This super initiative is helping homeless kids feel like heroes.
A group of Elementary school students from PS 173 in Queens, New York, who are members of the GenerationOn Kids Care Club, made capes for homeless kids in shelters, Today.com reported.
Through the project, which is part of larger ongoing initiative Capes for Kids, the students made a total of 24 capes last month, which were donated to children at the Detroit Rescue Mission in Michigan.
Terry Grahl, whose nonprofit Enchanted Makeovers runs Capes for Kids, told The Huffington Post that there's so much more to the accessories than meets the eye -- it's all about inspiring confidence.
"Children ... get to tap into their inner-strength while they're creating this and also know that they're empowering another child," she said.

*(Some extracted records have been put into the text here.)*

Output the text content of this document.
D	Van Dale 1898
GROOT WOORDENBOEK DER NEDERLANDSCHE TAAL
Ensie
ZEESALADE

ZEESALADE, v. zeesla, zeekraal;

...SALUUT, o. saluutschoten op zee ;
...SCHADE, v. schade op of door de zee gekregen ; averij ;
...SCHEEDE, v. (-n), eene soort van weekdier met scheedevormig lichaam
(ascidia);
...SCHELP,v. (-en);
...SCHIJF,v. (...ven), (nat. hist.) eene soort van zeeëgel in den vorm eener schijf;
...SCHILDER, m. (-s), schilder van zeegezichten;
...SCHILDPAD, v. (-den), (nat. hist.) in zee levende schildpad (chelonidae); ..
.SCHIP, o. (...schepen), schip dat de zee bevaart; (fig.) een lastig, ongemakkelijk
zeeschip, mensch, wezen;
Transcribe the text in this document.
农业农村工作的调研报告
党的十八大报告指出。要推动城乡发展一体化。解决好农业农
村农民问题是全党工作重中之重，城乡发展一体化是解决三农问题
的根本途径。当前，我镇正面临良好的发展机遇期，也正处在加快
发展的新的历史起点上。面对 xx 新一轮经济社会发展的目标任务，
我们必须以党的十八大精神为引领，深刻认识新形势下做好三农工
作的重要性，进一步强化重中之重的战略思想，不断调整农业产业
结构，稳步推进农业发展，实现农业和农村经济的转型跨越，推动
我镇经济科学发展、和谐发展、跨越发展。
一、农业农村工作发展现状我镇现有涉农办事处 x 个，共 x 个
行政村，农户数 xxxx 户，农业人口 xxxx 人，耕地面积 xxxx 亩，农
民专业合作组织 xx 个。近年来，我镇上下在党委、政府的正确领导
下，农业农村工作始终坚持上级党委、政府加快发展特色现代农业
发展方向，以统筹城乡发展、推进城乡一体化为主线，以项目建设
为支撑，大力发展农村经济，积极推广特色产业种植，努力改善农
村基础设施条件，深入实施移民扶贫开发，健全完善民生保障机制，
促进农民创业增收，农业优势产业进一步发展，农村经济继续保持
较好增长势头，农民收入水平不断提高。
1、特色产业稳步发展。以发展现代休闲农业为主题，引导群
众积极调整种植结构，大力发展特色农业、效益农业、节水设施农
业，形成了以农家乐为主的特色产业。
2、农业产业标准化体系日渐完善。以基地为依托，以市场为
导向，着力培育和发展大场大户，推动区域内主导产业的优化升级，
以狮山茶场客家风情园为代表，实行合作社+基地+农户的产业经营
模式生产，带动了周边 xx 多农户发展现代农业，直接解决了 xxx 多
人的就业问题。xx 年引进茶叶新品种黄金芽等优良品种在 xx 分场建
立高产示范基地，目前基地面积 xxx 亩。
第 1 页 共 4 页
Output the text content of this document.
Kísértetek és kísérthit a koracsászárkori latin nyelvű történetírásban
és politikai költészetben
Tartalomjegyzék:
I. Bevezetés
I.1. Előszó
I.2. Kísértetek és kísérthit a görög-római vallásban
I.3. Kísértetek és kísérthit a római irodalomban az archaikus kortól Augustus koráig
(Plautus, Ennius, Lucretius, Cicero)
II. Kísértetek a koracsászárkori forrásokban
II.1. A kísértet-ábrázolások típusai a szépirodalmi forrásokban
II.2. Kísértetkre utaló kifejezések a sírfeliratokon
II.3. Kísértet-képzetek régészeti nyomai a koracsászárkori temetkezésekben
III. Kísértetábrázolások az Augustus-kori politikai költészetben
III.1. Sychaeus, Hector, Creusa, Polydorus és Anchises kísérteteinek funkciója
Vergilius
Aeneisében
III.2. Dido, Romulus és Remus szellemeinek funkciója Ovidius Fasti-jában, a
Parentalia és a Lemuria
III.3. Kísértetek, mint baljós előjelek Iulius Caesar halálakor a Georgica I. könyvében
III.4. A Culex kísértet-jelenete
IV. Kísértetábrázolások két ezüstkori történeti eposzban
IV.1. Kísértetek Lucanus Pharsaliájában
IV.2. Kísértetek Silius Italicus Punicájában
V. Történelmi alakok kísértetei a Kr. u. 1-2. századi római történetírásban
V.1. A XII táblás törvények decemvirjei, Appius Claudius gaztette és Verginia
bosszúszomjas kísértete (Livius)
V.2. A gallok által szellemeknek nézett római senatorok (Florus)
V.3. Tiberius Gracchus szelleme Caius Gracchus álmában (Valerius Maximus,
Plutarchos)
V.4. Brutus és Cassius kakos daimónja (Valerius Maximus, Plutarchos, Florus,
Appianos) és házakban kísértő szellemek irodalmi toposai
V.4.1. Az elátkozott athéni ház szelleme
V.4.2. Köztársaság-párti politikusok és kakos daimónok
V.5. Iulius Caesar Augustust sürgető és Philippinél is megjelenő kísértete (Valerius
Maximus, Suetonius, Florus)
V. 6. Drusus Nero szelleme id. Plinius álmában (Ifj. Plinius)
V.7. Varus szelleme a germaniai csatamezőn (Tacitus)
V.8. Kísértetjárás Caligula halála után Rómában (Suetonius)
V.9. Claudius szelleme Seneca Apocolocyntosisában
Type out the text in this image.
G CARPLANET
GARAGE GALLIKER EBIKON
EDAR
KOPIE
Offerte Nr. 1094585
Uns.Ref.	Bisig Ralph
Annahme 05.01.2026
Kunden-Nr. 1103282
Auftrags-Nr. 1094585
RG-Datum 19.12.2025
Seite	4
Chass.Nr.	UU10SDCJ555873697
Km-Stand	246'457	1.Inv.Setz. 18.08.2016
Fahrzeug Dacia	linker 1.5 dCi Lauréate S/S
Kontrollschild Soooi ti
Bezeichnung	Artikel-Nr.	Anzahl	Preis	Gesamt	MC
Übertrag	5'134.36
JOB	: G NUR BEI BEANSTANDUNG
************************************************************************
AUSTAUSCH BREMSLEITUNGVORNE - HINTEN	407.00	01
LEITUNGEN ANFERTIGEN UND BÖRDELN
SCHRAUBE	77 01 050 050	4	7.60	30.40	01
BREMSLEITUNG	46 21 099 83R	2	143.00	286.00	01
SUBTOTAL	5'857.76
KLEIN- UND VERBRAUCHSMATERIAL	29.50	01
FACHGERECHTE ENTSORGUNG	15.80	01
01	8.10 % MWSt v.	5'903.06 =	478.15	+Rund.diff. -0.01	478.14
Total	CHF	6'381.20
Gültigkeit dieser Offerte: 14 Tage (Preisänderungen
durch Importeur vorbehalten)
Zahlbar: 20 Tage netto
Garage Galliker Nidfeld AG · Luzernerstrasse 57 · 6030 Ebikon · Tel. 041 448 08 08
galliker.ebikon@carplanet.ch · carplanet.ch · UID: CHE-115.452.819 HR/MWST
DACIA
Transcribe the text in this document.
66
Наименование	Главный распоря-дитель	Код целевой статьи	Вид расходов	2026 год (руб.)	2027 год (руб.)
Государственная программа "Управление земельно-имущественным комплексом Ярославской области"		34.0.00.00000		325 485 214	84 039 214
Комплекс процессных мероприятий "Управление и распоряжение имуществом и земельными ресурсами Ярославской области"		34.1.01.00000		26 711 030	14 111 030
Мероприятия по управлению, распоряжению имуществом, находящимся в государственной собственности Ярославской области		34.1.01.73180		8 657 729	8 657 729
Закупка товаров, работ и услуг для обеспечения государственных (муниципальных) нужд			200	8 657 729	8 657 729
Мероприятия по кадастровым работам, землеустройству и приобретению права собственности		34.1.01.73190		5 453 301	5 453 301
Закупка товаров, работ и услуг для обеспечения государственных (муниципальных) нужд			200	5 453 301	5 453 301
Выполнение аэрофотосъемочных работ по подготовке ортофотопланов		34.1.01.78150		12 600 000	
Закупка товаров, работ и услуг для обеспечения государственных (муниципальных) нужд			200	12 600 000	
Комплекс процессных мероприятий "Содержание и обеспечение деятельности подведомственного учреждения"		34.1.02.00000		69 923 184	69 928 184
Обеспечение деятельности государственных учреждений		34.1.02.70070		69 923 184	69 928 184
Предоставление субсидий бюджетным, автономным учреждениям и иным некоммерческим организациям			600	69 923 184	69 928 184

The kids got to decorate the capes based on templates from publication FamilyFun. Some created capes with crowns on them, others made some with smiley faces or hearts. Grahl told HuffPost that when the capes were dropped off at the Detroit Rescue Mission, something magical happened.
"One of the little boys -- when I put the cape on him -- instantly his shoulders went back and said, 'yep, I'm Batman,'" Grahl, who's experienced homelessness herself, recalled. "It was that confidence that was instant. Just him running down the hall -- it was the most precious, powerful thing to witness -- he kept looking behind to see his cape fly."
What's more, she explained that the capes not only gave the kids a boost of confidence, but they also allowed them to just feel like kids, regardless of their situations, and "nurture the child from within."
While the kids at the shelter felt like stars with their capes on, the students who made them also benefited from the experience.
"They are learning compassion for other children, and understanding that it doesn't matter where you live or where you come from, you all need a little boost of self-esteem sometimes," club advisor Jean Mendler told Today.com.
Grahl, who created the Capes for Kids initiative back in 2010, told HuffPost that she hopes other groups can take a page out of the students' book and join the effort, so more kids can have that magical experience.
"To see a human transform with a piece of material around their shoulders and to feel that confidence -- why wouldn't we provide that?" she said.